I don't think it's drifting at all.  I think the concept of
entertainment density is a very good one.  But I do think that it is
important to delve further into the concept and its practical
application.  Simply saying that a game does not have a high
"entertainment density" really says nothing.

By considering the entertainment densities of various aspects of a
game with respect to the intended audience(s), developers could
indentify potential areas for improvement.

But even in the abstract, by going through the process of honing the
concept and the qualities we want to measure, perhaps we will better
understand the art.

Also, I think it is important to note that if we are talking about
some sort of mass (even relatively so) market MMO*, then you have to
consider the attention span of the average target consumer and
indentify what sort of density for which they hunger.  It isn't the
chess variety.

> In the latter case, players will attempt to accelerate through the
> available stimuli (aka content and other things) in order to
> artificially bring up the "entertainment density" of the game to a
> level that they find acceptable.  Yes, that is a subjective point,
> but I submit to you that the virtual reality model has an
> inherently low density of stimuli.

I disagree that it is inherent.  I think, though, that until games
implement real "consequence" to action, the range of available
player interactions will be necessarily and drastically limited.  I
am not talking so much about coded consequence as much as I am
talking about provding the community the appropriate tools to create
their own consequences.  But that is a whole other can of worms.

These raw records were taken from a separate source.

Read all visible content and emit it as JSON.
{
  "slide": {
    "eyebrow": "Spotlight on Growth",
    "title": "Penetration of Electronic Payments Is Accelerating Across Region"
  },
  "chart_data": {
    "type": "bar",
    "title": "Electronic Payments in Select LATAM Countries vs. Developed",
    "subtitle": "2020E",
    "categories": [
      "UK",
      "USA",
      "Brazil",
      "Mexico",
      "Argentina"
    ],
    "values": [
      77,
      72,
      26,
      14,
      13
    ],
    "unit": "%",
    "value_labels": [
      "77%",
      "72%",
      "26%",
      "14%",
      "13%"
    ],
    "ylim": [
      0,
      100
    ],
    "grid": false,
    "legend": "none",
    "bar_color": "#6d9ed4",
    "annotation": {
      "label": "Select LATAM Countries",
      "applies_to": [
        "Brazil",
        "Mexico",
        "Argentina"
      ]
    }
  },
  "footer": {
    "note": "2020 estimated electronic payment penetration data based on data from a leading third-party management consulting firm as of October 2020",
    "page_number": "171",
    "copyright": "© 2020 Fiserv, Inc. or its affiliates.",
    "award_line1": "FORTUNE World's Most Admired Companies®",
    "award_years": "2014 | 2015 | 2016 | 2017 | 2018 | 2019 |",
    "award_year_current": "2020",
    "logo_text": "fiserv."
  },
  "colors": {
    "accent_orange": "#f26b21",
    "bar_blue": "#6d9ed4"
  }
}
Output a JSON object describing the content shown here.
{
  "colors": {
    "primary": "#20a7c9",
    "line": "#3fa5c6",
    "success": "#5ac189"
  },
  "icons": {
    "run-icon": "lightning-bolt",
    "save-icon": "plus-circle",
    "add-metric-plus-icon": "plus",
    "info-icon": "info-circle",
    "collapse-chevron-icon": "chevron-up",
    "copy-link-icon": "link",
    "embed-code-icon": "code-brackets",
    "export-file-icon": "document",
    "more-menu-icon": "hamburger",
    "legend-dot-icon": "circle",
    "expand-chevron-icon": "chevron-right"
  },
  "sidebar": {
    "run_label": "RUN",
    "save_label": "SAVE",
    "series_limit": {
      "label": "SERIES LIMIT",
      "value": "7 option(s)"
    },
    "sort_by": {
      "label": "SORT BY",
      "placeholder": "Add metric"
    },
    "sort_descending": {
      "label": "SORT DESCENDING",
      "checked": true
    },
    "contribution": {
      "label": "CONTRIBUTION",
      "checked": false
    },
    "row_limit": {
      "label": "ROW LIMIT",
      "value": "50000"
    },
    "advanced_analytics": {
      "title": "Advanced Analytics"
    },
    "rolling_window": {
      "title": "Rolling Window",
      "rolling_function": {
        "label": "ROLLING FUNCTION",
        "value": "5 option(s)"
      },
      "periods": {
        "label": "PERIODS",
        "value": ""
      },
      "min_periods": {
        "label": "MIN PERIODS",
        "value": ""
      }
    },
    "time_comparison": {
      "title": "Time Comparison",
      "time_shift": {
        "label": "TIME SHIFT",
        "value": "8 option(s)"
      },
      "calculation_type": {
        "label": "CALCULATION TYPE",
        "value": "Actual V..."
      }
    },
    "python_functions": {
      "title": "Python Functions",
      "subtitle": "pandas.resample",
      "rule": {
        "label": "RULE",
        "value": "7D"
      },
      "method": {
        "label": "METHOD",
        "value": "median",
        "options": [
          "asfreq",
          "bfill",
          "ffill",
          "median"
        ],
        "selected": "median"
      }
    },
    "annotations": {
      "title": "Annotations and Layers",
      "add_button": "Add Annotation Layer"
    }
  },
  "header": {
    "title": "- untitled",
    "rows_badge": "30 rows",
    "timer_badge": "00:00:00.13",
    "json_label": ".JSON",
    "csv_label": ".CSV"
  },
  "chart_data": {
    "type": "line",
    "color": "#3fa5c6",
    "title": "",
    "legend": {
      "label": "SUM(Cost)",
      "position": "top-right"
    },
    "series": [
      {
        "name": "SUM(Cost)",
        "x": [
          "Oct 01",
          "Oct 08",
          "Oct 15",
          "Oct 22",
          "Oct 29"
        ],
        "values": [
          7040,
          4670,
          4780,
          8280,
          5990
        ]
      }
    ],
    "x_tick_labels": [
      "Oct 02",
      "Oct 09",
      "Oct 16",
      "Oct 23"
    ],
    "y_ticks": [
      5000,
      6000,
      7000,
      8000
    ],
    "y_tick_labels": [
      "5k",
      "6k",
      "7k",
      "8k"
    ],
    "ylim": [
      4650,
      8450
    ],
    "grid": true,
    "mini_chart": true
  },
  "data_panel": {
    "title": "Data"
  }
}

> Leveling is entertaining.  Changes in leaders in a competition are
> entertaining.  Seeing new sights is entertaining.  Experimenting
> with new abilities, spells, skills and items are entertaining.
> These are distinct stimuli that have a shot at actually tickling
> the brain of a player in some positive way.  Watching paint dry is
> not entertaining because there are essentially no stimuli to
> please the brain.  Show a time-lapse film of paint drying and you
> will have a couple seconds of entertainment as you see the areas
> dry according to the thickness of the paint, etc.

> The question is, will players remain loyal to lower density
> experiences when competing higher density experiences exist?  And
> I'm wondering and pondering the possibilities that permit a
> competing higher-density experience.  I'm wondering if such
> reformulated 'high density experiences' will be the next step
> beyond the creation of a virtual reality - which appears to be the
> broad goal of current designers.


I still think the density concept as you apply it is too broad to be
useful.  Your examples run from chess (lots of though, but very
little "stimuli" in the traditional sense) to leveling to exploring
to experimenting.  There is a lot of valuable insight one might
glean from delving further.  Drifting a bit wouldn't hurt either.